Having done a recent reading roundup, I know you’re all dying to know what’s in my immediate reading future, so, without further ado:

The Cambridge Handbook of Metaphor and Thought, Ed. Raymond W. Gibbs, Jr.

  • Currently reading. Yes, I do actually read scholarship. 😉 While I am afraid of getting lost in metaphor theory, as I explained, I can’t avoid it. I actually wrote that post knowing this book was in my immediate future.
  • So far, I’m enjoying it, although I’m being very careful to not read it from cover to cover right now. Too many fascinating essays on too many fascinating topics. Right now, I’m limiting myself to “The neural theory of metaphor” (George Lakoff), “Philosophy’s debt to metaphor” (Mark Johnson), “Rethinking metaphor” (Gilles Fauconnier and Mark Turner), “How metaphors create categories—quickly” (Sam Glucksberg), Metaphor as structure-mapping” (Dedre Gentner and Brian Bowdle), “Metaphor in education” (Graham Low), and “Metaphor in picture and multimodal representations” (Charles Forceville).

Stories: All-New Tales, Ed. Neil Gaiman and Al Sarrantonio

  • Neil Gaiman and Al Sarrantonio contacted a number of authors and asked them for new stories that “used a lightning-flash of magic as a way of showing us something we have already seen a thousand times as if we have never seen it at all.” They wanted stories, as Gaiman explains in his introduction, that invoked the four words Gaiman suggested should be written on the wall of a children’s section of a library: “…and then what happened?” (A librarian asked Gaiman for his suggestion.)
  • I’ve read the first few. Good stuff. I’d heard Gaiman say that the first story, Roddy Doyle’s vampire story “Blood,” was unlike no other vampire story you’ve ever read. I think something like “turns the genre on its head” or something like that was said. He’s right.

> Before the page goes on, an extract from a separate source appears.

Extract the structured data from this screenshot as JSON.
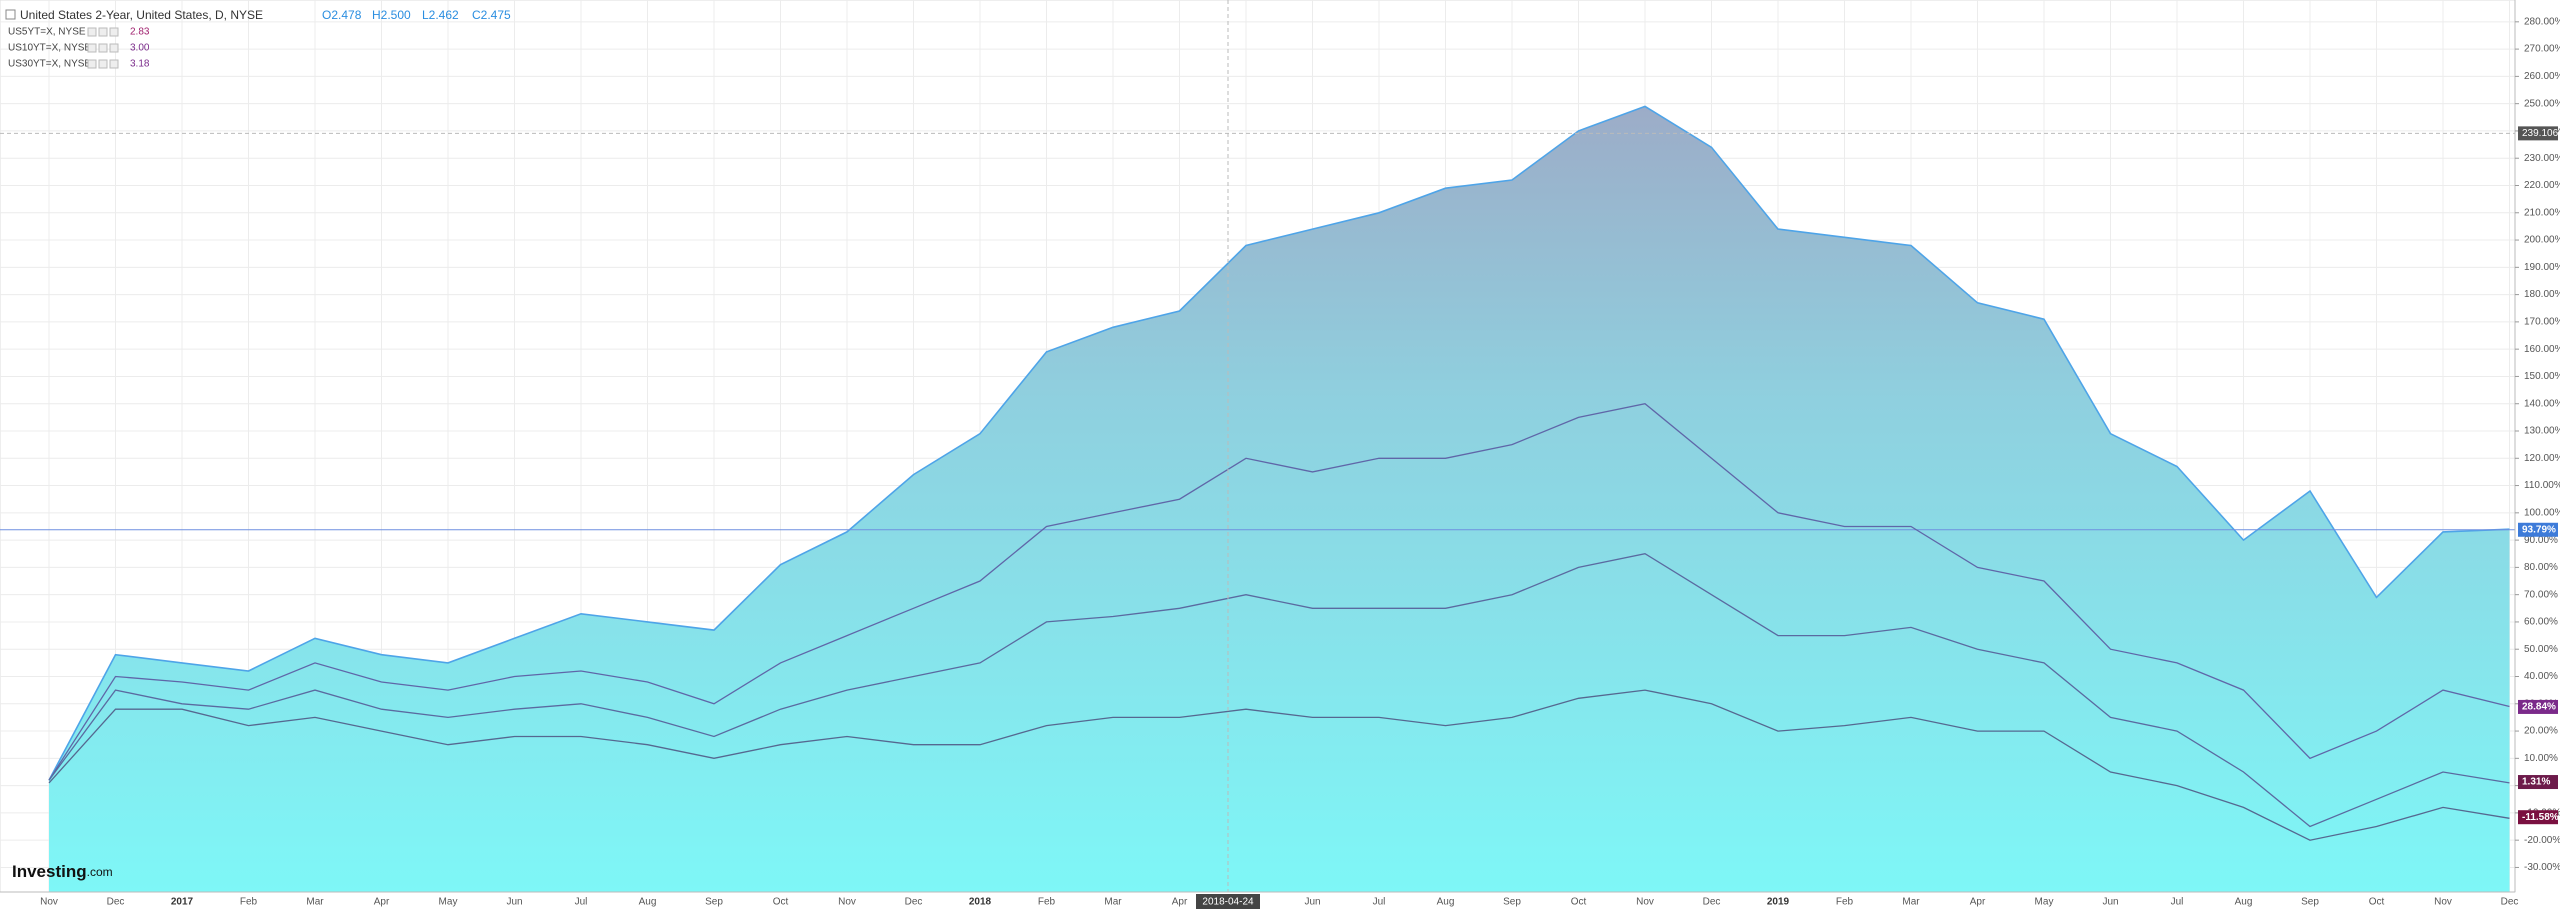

Saga of the Swamp Thing Book Three, Alan Moore et. al.

  • As I’ve explained, I’m looking forward to reading the end of Alan Moore’s Swamp Thing run and see the debut of John Constantine. On June 29, everything else goes on hold. 🙂

Marshall McLuhan Unbound, Marshall McLuhan

  • The Medium is the Massage, which regular readers will know I often teach, is in many ways comparable to Walter Ong’s Orality and Literacy. Both are surveys that skim the surface of their subject, maps to give you a sense of the territory rather than comprehensive and definitive accounts. As a collection of McLuhan’s essays that circle around his books. As the promotional material explains, “Some were written after the book and encapsulate major themes; some set out additional discoveries or matters left out of the book; some present material discovered as a result of writing the book.”
  • In reading these, I’m looking for further insight into McLuhan, for essay-length pieces I can give to students to supplement The Medium of the Massage, and, eventually, readings for a class I want to someday teach on McLuhan and Ong, which I’ll title “The Prophet and the Priest: something, something, something.”